Eventual inércia no processo de produção legislativa não poderia servir como óbice à concretização dos preceitos constitucionais. Quanto à discussão em torno dos direitos às prestações sociais expõe Ingo Wolfgang Sarlet:

Se há uma questão que merece ocupar lugar de destaque no âmbito da problemática da eficácia dos direitos fundamentais, esta é, sem dúvida, a indagação em torno da possibilidade de se reconhecer, diretamente com base na norma constitucional definidora de um direito fundamental social, e independentemente de qualquer interposição legislativa, um direito subjetivo individual (ou coletivo) a uma prestação concreta por parte do Estado, isto é, se há como compelir judicialmente os órgãos estatais, na qualidade de destinatários de determinado direito fundamental, à prestação que constitui seu objeto. Em suma, cuida-se de averiguar até que ponto os direitos sociais prestacionais efetivamente carecem de uma plena justicialidade, razão pela qual, segundo alguns, são merecedores do qualificativo leges imperfectae, devendo, de acordo com outros, ser considerados como direitos relativos, porquanto geram direito subjetivo apenas com base e nos termos da legislação concretizadora. [27]

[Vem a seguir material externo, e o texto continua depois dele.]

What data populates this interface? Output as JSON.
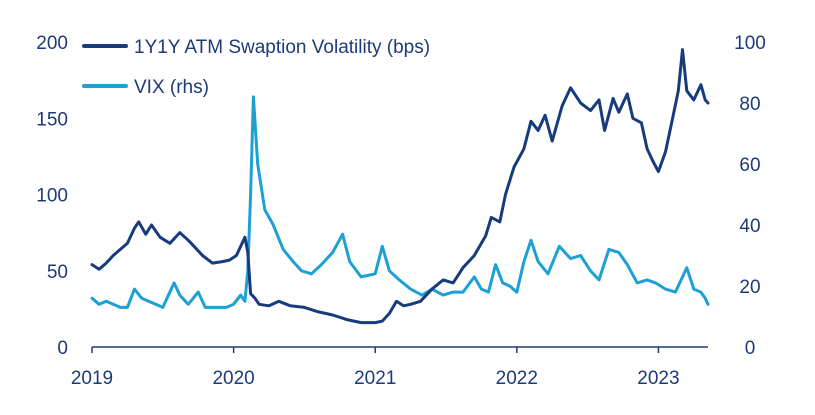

Outrossim, no que tange a problemática específica da eficácia dos direitos sociais enquanto direitos subjetivos a prestações sociais indaga até que ponto e em que condições seria possível, com supedâneo em uma norma programática de direito fundamental social, exigir do Estado, através do Poder Judiciário, determinada prestação material (direito à educação, saúde, etc). [28]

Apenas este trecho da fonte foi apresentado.